День веселый и вёдреный, напоенный мягкой близостью осени… В сизой дымке степных далей, как в рамке, узорно просвечивают поля с зелеными озимыми всходами. Пахнет зерном и свежей соломой. Где-то уже начали раннюю дружную молотьбу на току – торопливо звенит в воздухе стук цепов, и домовитое, деревенское расползается урожайным хлебным ароматом по улицам.

Тартыга бесцельно бродит вдоль порядка… На нем новые сапоги с высокими простроченными голенищами и в руках тульская гармоника; все куплено на деньги, которые он получил от Игошина.

Ходуном ходят бумажные мехи, подклеенные красной лайкой, и гармоника, как живой человек, выговаривает:

Си-дит милка, ждет ми-ло-го,

У него для ней обно-ва,

Э-эх, да!..

Бе-лай шел-ко-ваи пла-точек,

Люб за-вет-ный пер-стенечек,

Э-эх, да!..


Под ветлами колодец. Высоко поднятый журавель черной бороздой перечертил небо. К осклизлому бревенчатому срубу приставлено корыто с присохшими на краях отрубями; оно наполнено водой и мокнет.

Тартыге скучно. Он останавливается и выискивает глазами, нет ли поблизости чего интересного… Около колодца босоногая девочка. Тартыга перестает играть и кричит:

– Грушка, подь сюда!..

Девчонка боязливо жмется и топчется на месте… Она не решается подойти к Тартыге и выжидательно стоит, подняв по-птичьи ногу с наростами дикого закорузлого от пыли мяса…
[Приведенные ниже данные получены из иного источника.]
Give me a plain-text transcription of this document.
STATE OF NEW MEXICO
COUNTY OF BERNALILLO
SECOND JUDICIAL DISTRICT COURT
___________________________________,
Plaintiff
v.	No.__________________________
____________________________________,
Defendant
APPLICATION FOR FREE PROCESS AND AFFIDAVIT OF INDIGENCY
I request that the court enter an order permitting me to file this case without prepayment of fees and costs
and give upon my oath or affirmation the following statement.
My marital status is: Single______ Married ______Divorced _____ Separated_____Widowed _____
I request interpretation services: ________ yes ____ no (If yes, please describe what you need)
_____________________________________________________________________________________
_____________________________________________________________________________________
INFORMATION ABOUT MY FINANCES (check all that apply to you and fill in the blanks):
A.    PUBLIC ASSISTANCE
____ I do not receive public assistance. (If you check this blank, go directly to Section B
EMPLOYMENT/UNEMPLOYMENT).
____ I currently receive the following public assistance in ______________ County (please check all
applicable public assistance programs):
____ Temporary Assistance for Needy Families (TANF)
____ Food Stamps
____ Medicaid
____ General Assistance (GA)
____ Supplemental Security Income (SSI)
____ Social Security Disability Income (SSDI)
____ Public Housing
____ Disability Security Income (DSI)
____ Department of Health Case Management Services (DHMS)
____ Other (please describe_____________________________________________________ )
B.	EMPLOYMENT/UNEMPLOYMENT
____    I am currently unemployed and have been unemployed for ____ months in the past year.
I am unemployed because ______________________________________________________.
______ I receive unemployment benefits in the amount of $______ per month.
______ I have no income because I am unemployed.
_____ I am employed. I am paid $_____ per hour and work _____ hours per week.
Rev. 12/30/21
Тартыге вспоминается детство, когда он сам вот таким босым и голодным мальчуганом бегал в деревне… И жгучая непонятная волна, поднявшаяся из далекого прошлого, внезапно входит в него и наполняет смутным беспокойством…

Он дружелюбно и нежно манит Грушку:

– Подь, глупая, не бойся!.. Орех дам…

Грушка опускает ногу и идет робко к нему, дичась, как маленький зверек. Тартыга гремит в кармане пиджака, достает грецкий орех, раскусывает его и половинки дает Грушке. От неожиданной радости она вспыхивает. Сбегают пугливые тени… Тартыге приятно следить за веселой игрой круглых ямочек на ее щеках. Он снова трясет в кармане и достает еще горсть орехов.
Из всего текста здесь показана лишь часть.